The committee may return to that recommendation, said Eric Kurtz, legislative analyst for The Joint Budget Committee.
“The budget committee made an initial decision to not adopt the governor’s proposed 1 percent reduction (in the Medicaid provider rate),” Kurtz said. “They did so with the understanding that they may need to revisit that decision.”
Kurtz said the decrease applies to people who work with IDD clients, along with other Medicaid providers. He said the Joint Budget committee will be looking closely at the issue during the week of March 14.
Mizen said Horizons is already close to the bone when it comes to spending, with starting wages for direct support professionals standing $10.40 an hour.
“It’s already challenging to pay our counselors enough for them to can live on,” she said. “They do challenging jobs, and a lot of people work overnight shifts.”
But Mizen also described the work as rewarding, and she said people who work 30 hours or more are eligible for benefits. She and Smale noted a strong network of support for the people who work there.
Mizen said Horizons is frequently looking to hire these professionals.
Smale, one of 36 Horizons employees in Craig, works from Friday night until Monday morning with five clients who live in a group home.

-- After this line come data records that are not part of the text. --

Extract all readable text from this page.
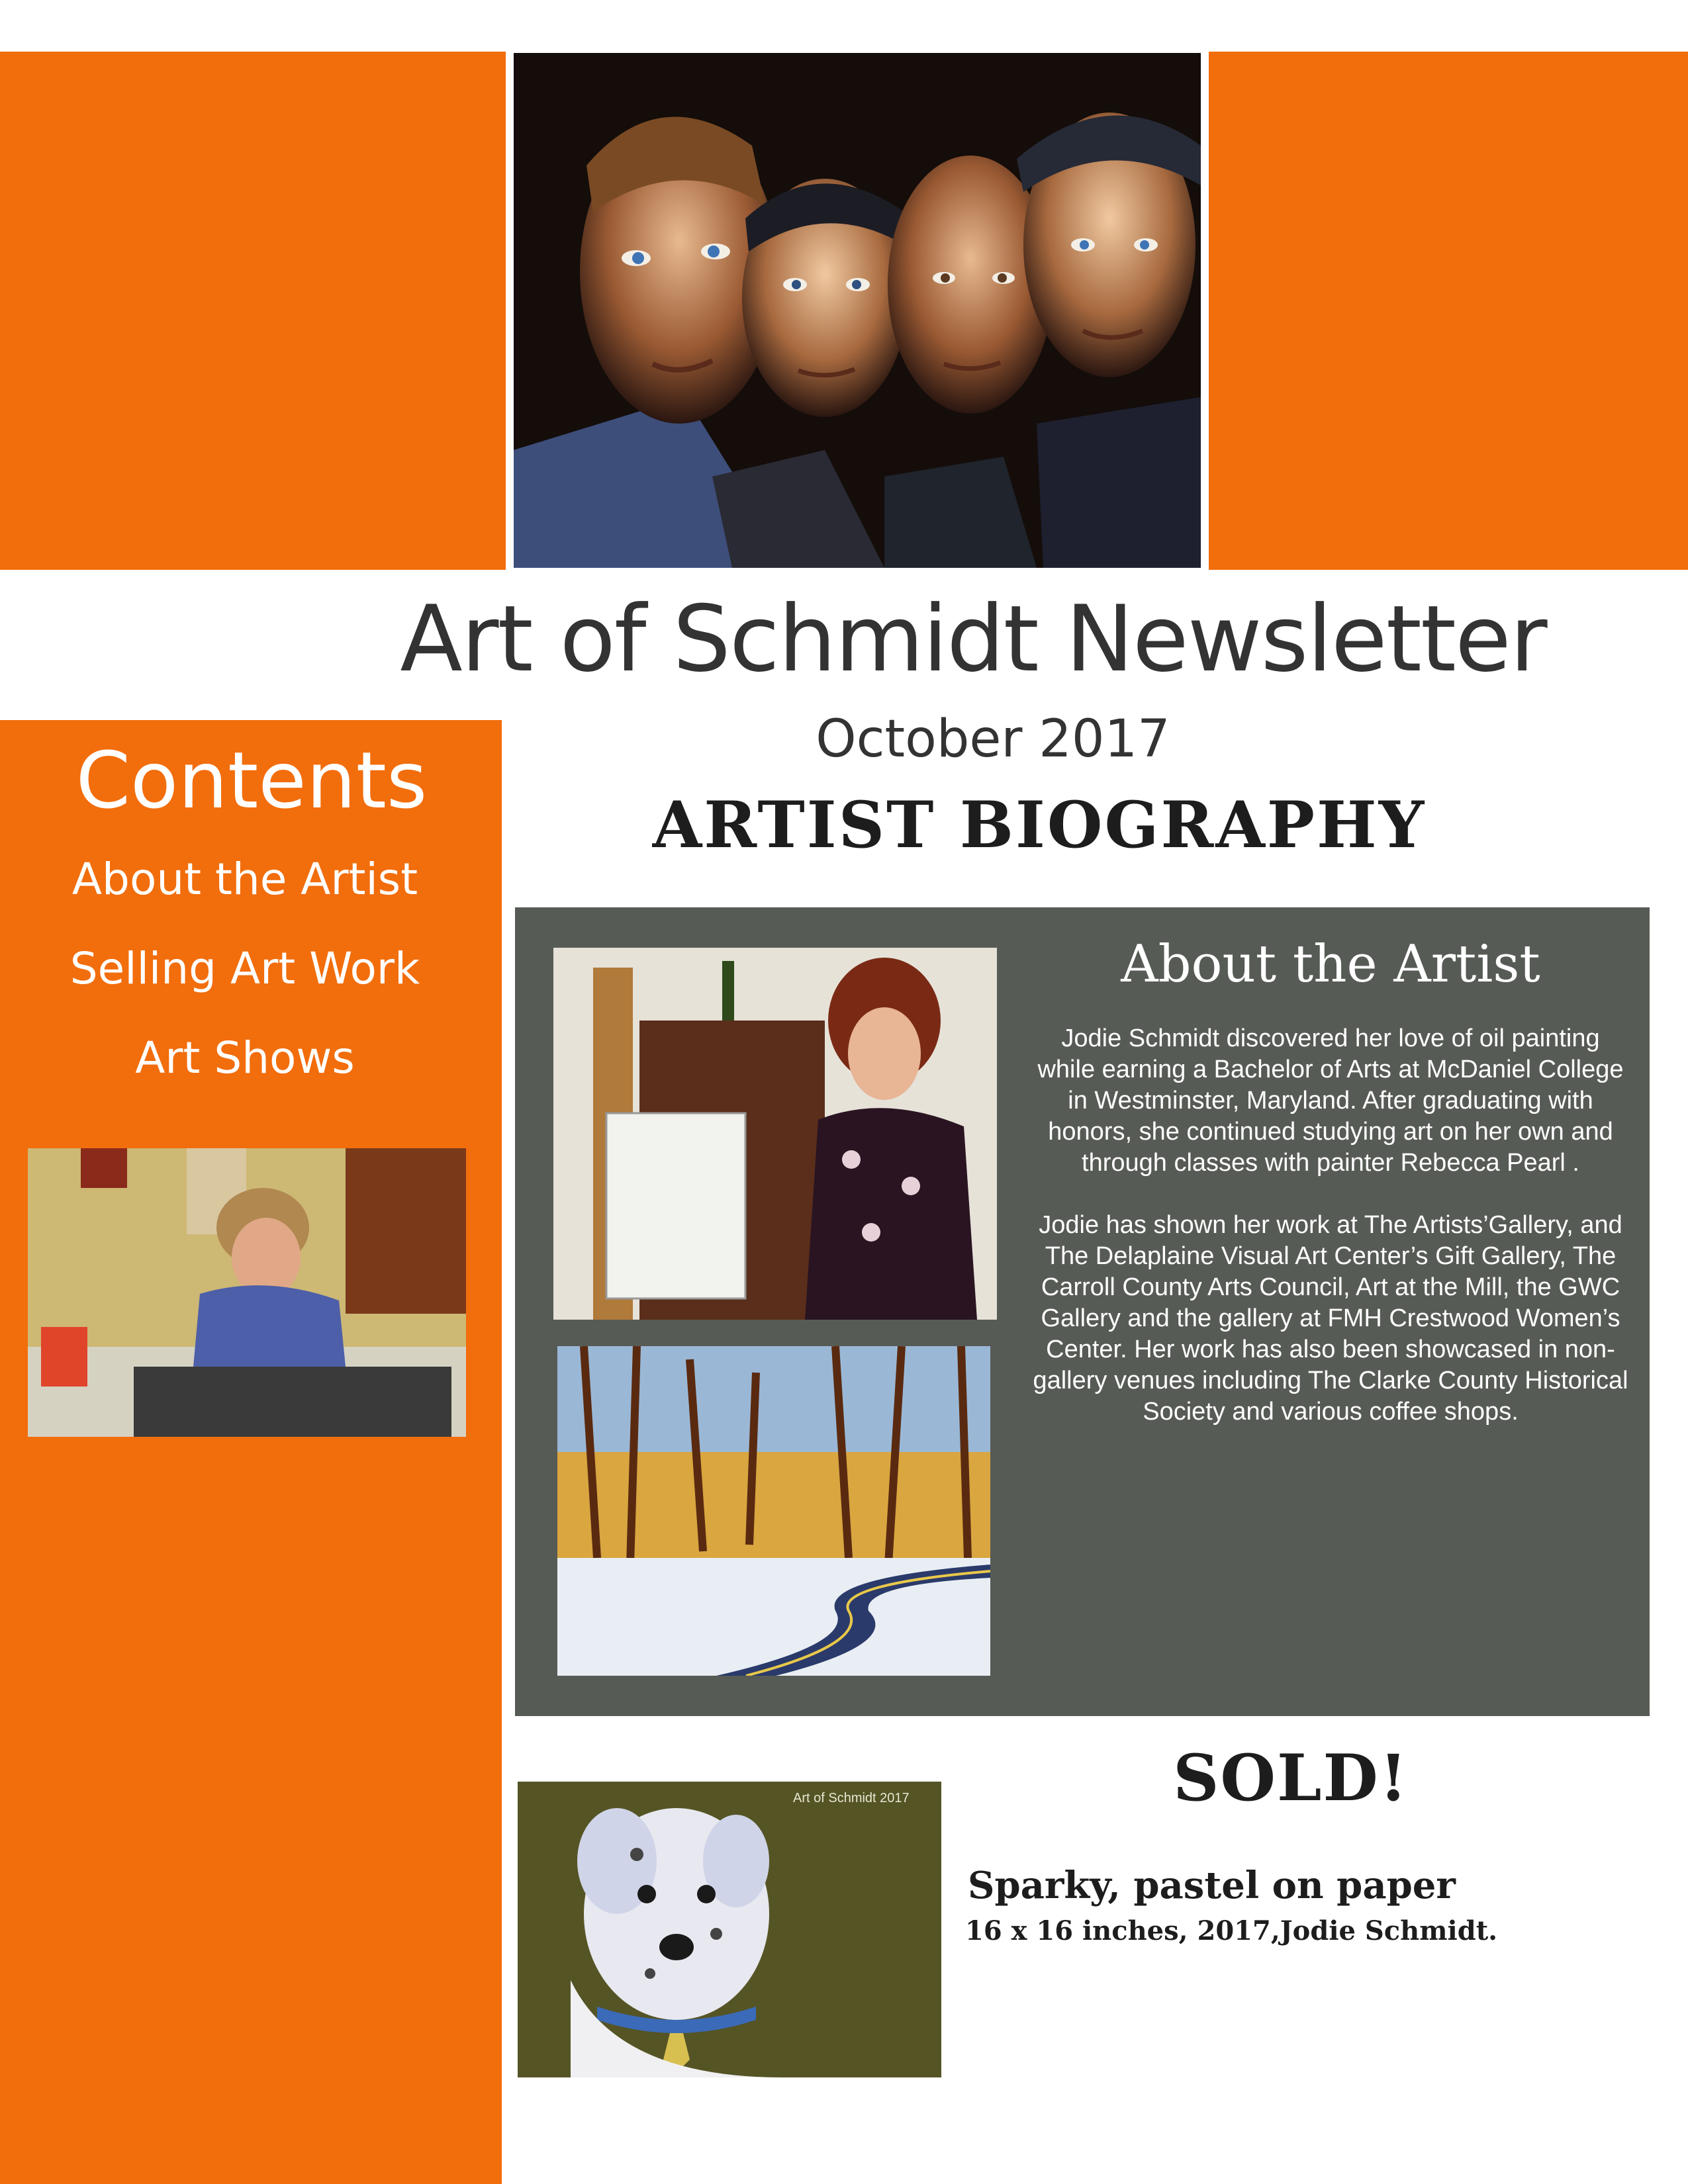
Art of Schmidt Newsletter
October 2017
ARTIST BIOGRAPHY
Contents
About the Artist
Selling Art Work
Art Shows
About the Artist

Jodie Schmidt discovered her love of oil painting while earning a Bachelor of Arts at McDaniel College in Westminster, Maryland. After graduating with honors, she continued studying art on her own and through classes with painter Rebecca Pearl .

Jodie has shown her work at The Artists’Gallery, and The Delaplaine Visual Art Center’s Gift Gallery, The Carroll County Arts Council, Art at the Mill, the GWC Gallery and the gallery at FMH Crestwood Women’s Center. Her work has also been showcased in non-gallery venues including The Clarke County Historical Society and various coffee shops.

Art of Schmidt 2017	SOLD!
Sparky, pastel on paper
16 x 16 inches, 2017,Jodie Schmidt.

“I get up in the mornings and assist them to take the proper medication and have a decent meal and get themselves ready for the day — if they need it,” she said. “A lot of the people are pretty independent, but I’m there for support.”
Smale also said she takes her clients to the river, to stores, to Special Olympics events and to other activities. She also brings her dog along, who makes a big hit with the clients.
“They’re all really like family to me,” Smale said. “They want to go places, and they want to do things, and they want … to be able to talk about even the smallest successes in a day.”